Piers Alexander has recently published the article “Registering private funds with CIMA”.

All Cayman entities which fall within the definition of “private fund” in the Private Funds Law, 2020 and which are carrying on business on or after February 7, 2020 have until August 7, 2020 (the “transitional period”) to register with the Cayman Islands Monetary Authority (CIMA).

The characteristics of a “private fund” are the pooling of investor funds with the aim of spreading of investment risk, where the investors do not have day-to-day control over investment decisions but instead the investments are managed by or on behalf of the operator of the fund (eg, directors or general partner) and where the “investment interests” subscribed for by investors carry an entitlement to participate in the profits and gains arising from the investments but, crucially, are not redeemable or repurchasable at the option of investors.

The Private Funds Law, 2020 therefore encompasses all Cayman Islands closed-ended fund structures, unless excluded as a “non-fund arrangement”.1

A Cayman entity structured as a private fund shall submit an application for registration to CIMA within 21 days after accepting capital commitments and must be registered as a private fund prior to receiving capital contributions from investors. Accordingly, any Cayman entity carrying on business during the transitional period and which has accepted capital contributions must ensure it is registered with CIMA by August 7, 2020.

Registration will be made electronically on CIMA’s Regulatory Enhanced Electronic Forms Submission (REEFS) platform and will require a private fund to file:

  • an application form and application fee (US$366);2
  • a certificate of incorporation or registration;
  • constitutional documents, such as the memorandum and articles of association or partnership agreement;
  • an offering document, summary of terms or marketing materials which describe the terms of the offering;
  • an auditor’s and, where applicable, an administrator’s letter of consent; and
  • a structure chart showing the ownership of the private fund (excluding the investors), any subsidiaries and affiliates.

CIMA has advised that it will require a minimum of two directors for private funds structured as companies and a minimum of two natural persons in respect of a general partner of a limited partnership or corporate director. Directors appointed to “private funds” are not required to be registered under the Director Registration and Licensing Law of the Cayman Islands.
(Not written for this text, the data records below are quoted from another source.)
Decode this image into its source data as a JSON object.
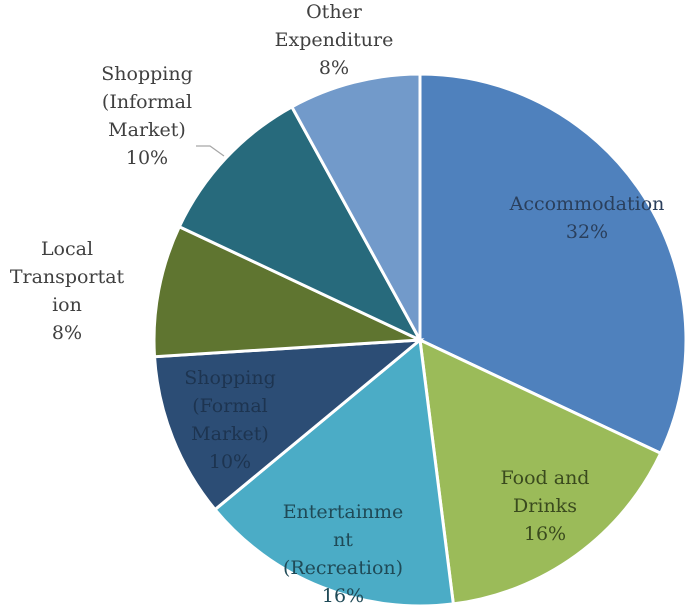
{
  "chart_data": {
    "type": "pie",
    "title": "",
    "slices": [
      {
        "label": [
          "Accommodation"
        ],
        "percent_label": "32%",
        "value": 32,
        "color": "#4F81BD",
        "label_color": "#2A3F5C"
      },
      {
        "label": [
          "Food and",
          "Drinks"
        ],
        "percent_label": "16%",
        "value": 16,
        "color": "#9BBB59",
        "label_color": "#3A4A1E"
      },
      {
        "label": [
          "Entertainme",
          "nt",
          "(Recreation)"
        ],
        "percent_label": "16%",
        "value": 16,
        "color": "#4BACC6",
        "label_color": "#1F4A57"
      },
      {
        "label": [
          "Shopping",
          "(Formal",
          "Market)"
        ],
        "percent_label": "10%",
        "value": 10,
        "color": "#2C4D75",
        "label_color": "#1D3450"
      },
      {
        "label": [
          "Local",
          "Transportat",
          "ion"
        ],
        "percent_label": "8%",
        "value": 8,
        "color": "#5F7530",
        "label_color": "#404040"
      },
      {
        "label": [
          "Shopping",
          "(Informal",
          "Market)"
        ],
        "percent_label": "10%",
        "value": 10,
        "color": "#276A7C",
        "label_color": "#404040"
      },
      {
        "label": [
          "Other",
          "Expenditure"
        ],
        "percent_label": "8%",
        "value": 8,
        "color": "#729ACA",
        "label_color": "#404040"
      }
    ]
  }
}
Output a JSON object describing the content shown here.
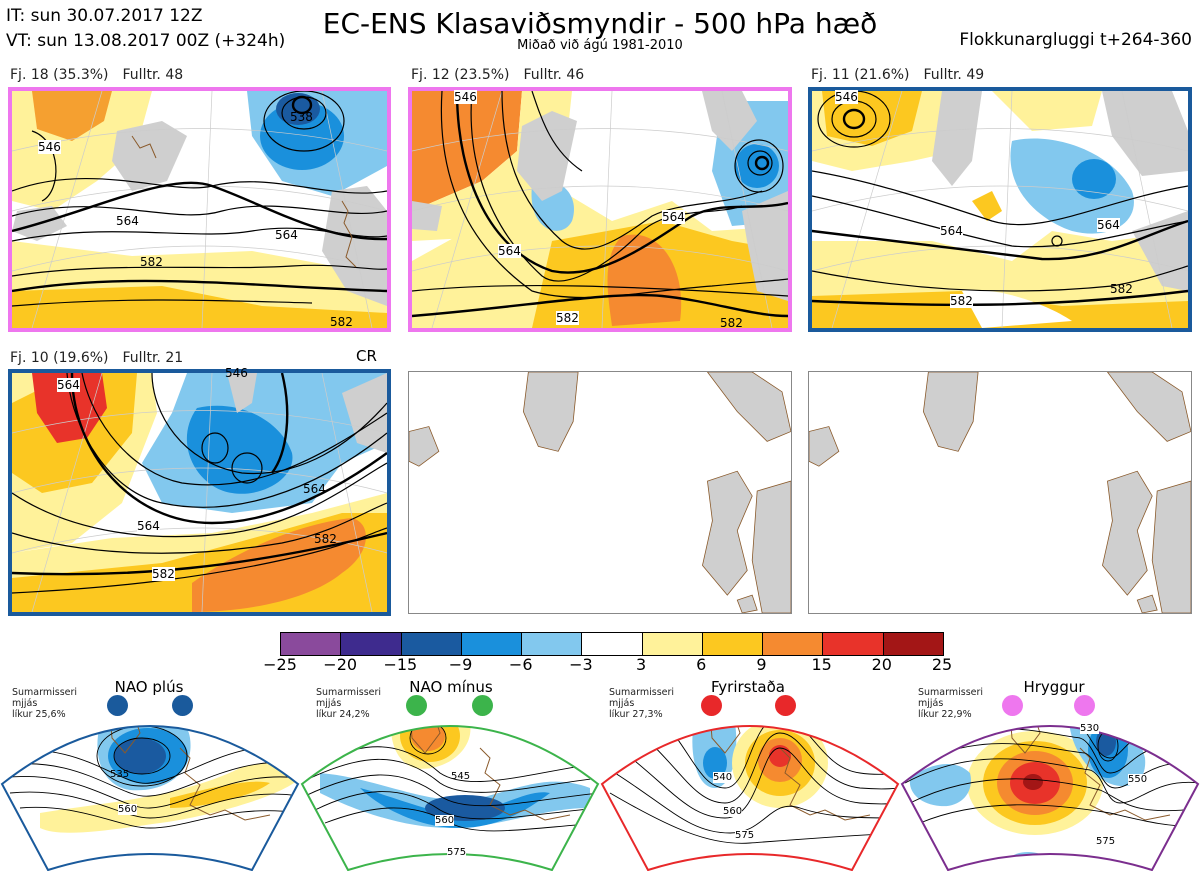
{
  "header": {
    "it": "IT: sun 30.07.2017 12Z",
    "vt": "VT: sun 13.08.2017 00Z  (+324h)",
    "title": "EC-ENS Klasaviðsmyndir - 500 hPa hæð",
    "subtitle": "Miðað við ágú 1981-2010",
    "window": "Flokkunargluggi t+264-360"
  },
  "panels": [
    {
      "cluster": "Fj. 18 (35.3%)",
      "members": "Fulltr. 48",
      "frame_color": "#ee77ee",
      "contour_labels": [
        "546",
        "538",
        "564",
        "564",
        "582",
        "582"
      ]
    },
    {
      "cluster": "Fj. 12 (23.5%)",
      "members": "Fulltr. 46",
      "frame_color": "#ee77ee",
      "contour_labels": [
        "546",
        "564",
        "564",
        "582",
        "582"
      ]
    },
    {
      "cluster": "Fj. 11 (21.6%)",
      "members": "Fulltr. 49",
      "frame_color": "#1a5a9c",
      "contour_labels": [
        "546",
        "564",
        "564",
        "582",
        "582"
      ]
    },
    {
      "cluster": "Fj. 10 (19.6%)",
      "members": "Fulltr. 21",
      "frame_color": "#1a5a9c",
      "tag": "CR",
      "contour_labels": [
        "564",
        "546",
        "564",
        "564",
        "582",
        "582"
      ]
    }
  ],
  "colorbar": {
    "ticks": [
      "−25",
      "−20",
      "−15",
      "−9",
      "−6",
      "−3",
      "3",
      "6",
      "9",
      "15",
      "20",
      "25"
    ],
    "colors": [
      "#8a4a9c",
      "#3e2b8e",
      "#1a5aa0",
      "#1a90dc",
      "#82c8ee",
      "#ffffff",
      "#fff29a",
      "#fcc820",
      "#f58a30",
      "#e8332a",
      "#a31616"
    ]
  },
  "regimes": [
    {
      "name": "NAO plús",
      "season": "Sumarmisseri",
      "word": "mjjás",
      "prob": "líkur 25,6%",
      "color": "#1a5a9c",
      "labels": [
        "535",
        "560"
      ]
    },
    {
      "name": "NAO mínus",
      "season": "Sumarmisseri",
      "word": "mjjás",
      "prob": "líkur 24,2%",
      "color": "#3cb44b",
      "labels": [
        "545",
        "560",
        "575"
      ]
    },
    {
      "name": "Fyrirstaða",
      "season": "Sumarmisseri",
      "word": "mjjás",
      "prob": "líkur 27,3%",
      "color": "#e8282a",
      "labels": [
        "540",
        "560",
        "575"
      ]
    },
    {
      "name": "Hryggur",
      "season": "Sumarmisseri",
      "word": "mjjás",
      "prob": "líkur 22,9%",
      "color": "#ee77ee",
      "labels": [
        "530",
        "550",
        "575"
      ]
    }
  ]
}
A “private fund” must have its accounts audited annually by a Cayman Islands based auditor approved by CIMA. The accounts, together with a Fund Annual Return, must be filed with CIMA within six months of the relevant financial year end and must be prepared in accordance with IFRS or GAAP of the US, Japan, Switzerland or a non-high risk jurisdiction. CIMA has confirmed that a “private fund” is required to submit an audit for its 2020 financial year. It is anticipated that CIMA will issue policies and procedures regarding waivers and extensions applicable to audits in due course.

Private funds are subject to valuation, safe-keeping and cash management requirements which will likely see appropriately qualified independent third parties undertaking such functions; although there is scope for them to be carried out in-house, by a private fund’s manager or operator or a control entity of such manager or operator, subject to certain criteria.
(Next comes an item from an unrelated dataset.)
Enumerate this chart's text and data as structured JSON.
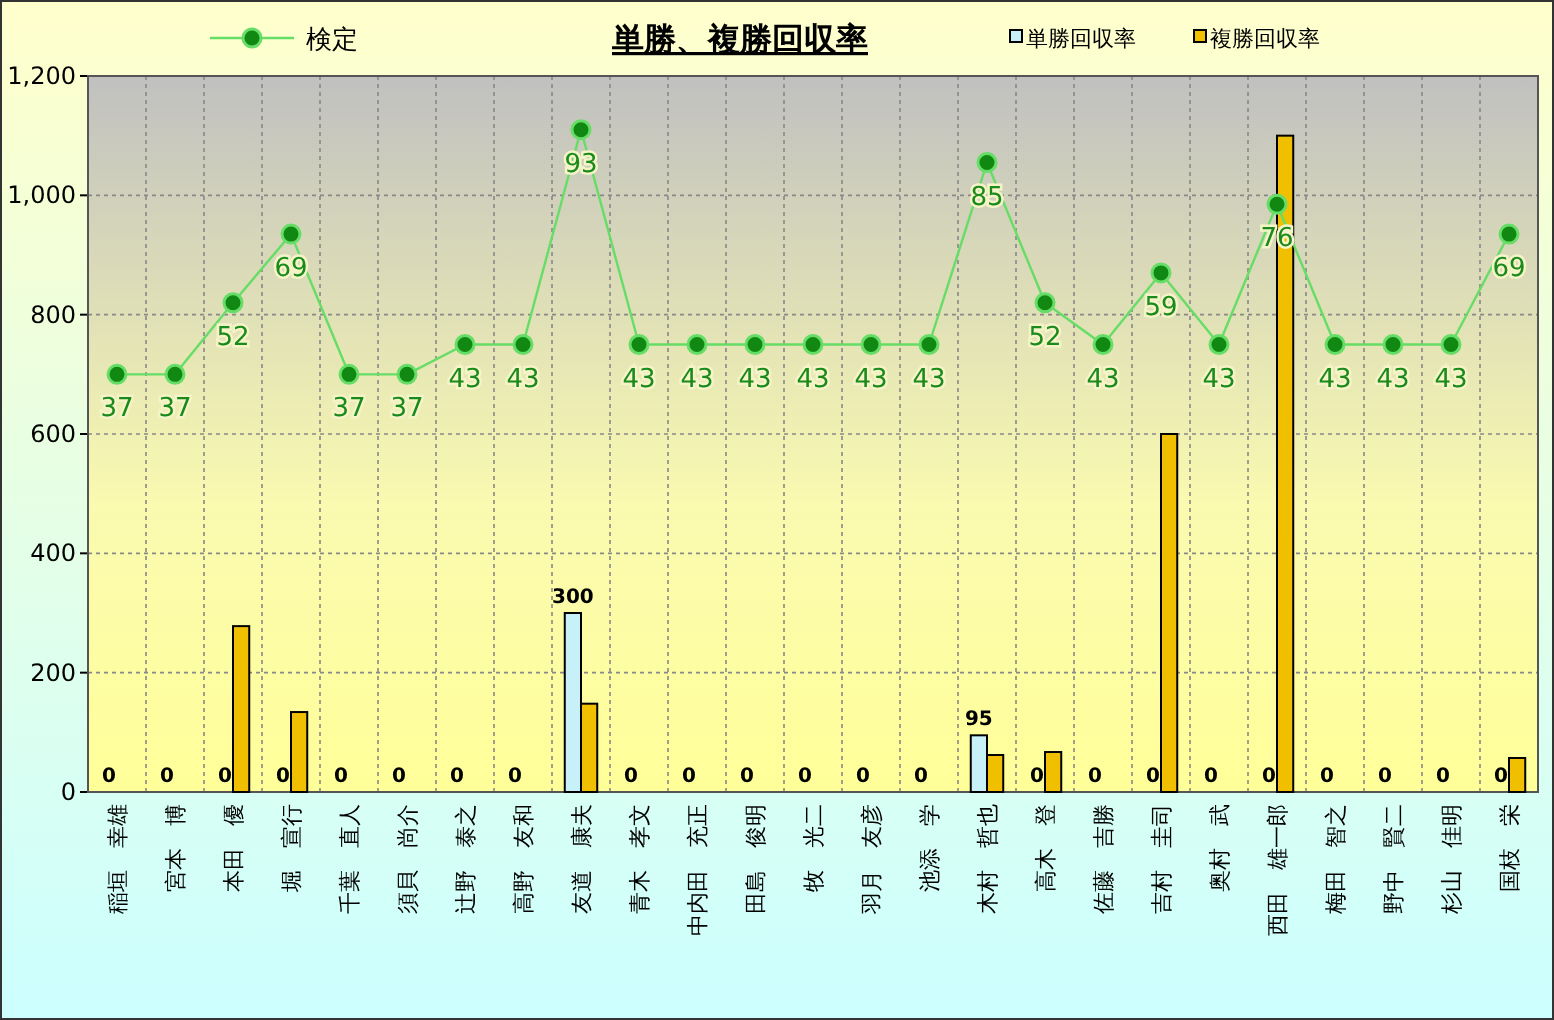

The valuation of the assets a “private fund” must be conducted in accordance with its valuation policy at a frequency that is appropriate to the assets held by the private fund and at least on an annual basis.
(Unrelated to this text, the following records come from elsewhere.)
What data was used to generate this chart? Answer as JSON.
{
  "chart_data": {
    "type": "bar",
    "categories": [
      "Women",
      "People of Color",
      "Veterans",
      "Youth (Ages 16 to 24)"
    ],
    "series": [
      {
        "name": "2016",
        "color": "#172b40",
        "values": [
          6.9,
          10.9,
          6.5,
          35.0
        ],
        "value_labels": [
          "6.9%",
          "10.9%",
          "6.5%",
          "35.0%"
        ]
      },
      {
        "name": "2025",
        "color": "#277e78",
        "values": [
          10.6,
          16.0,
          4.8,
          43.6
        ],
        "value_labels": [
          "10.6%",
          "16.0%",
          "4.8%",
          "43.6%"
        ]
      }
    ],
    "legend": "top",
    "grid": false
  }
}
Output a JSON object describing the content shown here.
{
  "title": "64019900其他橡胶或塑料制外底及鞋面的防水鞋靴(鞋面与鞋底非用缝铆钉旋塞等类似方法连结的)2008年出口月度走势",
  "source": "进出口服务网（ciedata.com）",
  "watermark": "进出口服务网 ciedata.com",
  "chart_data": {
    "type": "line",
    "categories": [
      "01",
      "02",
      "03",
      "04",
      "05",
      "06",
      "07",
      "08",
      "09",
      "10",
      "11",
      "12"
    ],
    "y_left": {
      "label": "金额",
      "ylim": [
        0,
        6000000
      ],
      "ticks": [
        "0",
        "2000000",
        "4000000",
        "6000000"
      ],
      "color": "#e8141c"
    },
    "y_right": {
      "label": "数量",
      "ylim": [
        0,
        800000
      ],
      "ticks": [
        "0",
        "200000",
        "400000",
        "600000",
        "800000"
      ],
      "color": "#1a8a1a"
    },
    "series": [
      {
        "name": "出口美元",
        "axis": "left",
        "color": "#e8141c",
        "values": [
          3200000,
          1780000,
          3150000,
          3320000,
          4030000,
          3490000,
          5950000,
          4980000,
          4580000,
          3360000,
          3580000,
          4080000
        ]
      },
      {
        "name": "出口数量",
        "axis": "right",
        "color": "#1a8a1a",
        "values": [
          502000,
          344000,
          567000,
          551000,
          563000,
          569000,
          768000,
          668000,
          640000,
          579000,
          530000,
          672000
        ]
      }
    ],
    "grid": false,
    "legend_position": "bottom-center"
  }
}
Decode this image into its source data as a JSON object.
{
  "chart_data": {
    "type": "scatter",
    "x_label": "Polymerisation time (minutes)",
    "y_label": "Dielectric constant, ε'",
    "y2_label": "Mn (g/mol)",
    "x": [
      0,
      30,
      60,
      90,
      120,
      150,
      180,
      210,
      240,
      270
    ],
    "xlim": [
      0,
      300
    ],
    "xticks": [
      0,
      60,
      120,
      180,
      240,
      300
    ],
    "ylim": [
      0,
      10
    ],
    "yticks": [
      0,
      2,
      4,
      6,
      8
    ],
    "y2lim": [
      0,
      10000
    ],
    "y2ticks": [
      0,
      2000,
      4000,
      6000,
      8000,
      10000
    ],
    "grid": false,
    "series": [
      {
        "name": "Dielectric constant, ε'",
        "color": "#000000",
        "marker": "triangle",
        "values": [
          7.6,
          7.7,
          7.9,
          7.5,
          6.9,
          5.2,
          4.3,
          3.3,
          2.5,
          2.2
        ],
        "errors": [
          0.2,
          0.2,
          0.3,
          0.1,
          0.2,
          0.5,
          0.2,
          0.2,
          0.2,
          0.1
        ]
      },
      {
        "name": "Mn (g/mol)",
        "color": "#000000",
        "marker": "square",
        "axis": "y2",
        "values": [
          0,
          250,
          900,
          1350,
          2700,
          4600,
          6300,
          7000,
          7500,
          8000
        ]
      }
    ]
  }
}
A private fund is required to appoint a custodian to hold in a separate custody account(s) in the private fund’s name, or for its account, those assets which are capable registration or of being physically delivered. The custodian must also verify that the private fund holds title to any other assets and maintain a record of such other assets.

A private fund may notify CIMA that it is neither practical nor proportionate to appoint a custodian having regard to the nature of the private fund and the type of assets held. In such circumstances, either an administrator, other independent third party or the manager, operator or control entity must be appointed to carry out title verification as described above.

A private fund must appoint either an administrator, custodian or another independent party or the manager, operator or control entity to monitor cash flows, ensure that all cash has been booked in the cash accounts and ensure that all payments made by investors have been received.

This article was originally published in the Offshore Update column in the Asian-Mena Counsel magazine Volume 17 Issue 4.

1 “Non-fund arrangements” include, for example, joint ventures, proprietary vehicles, debt issues and debt issuing vehicles, structured finance vehicles, occupational and personal pension schemes, sovereign wealth funds, single family offices and funds whose investment interests are listed on stock exchanges specified by CIMA.

2 The first-year annual registration fee of approximately US$4,270 will not be payable for Cayman entities which have registered as “private fund” by August 7, 2020.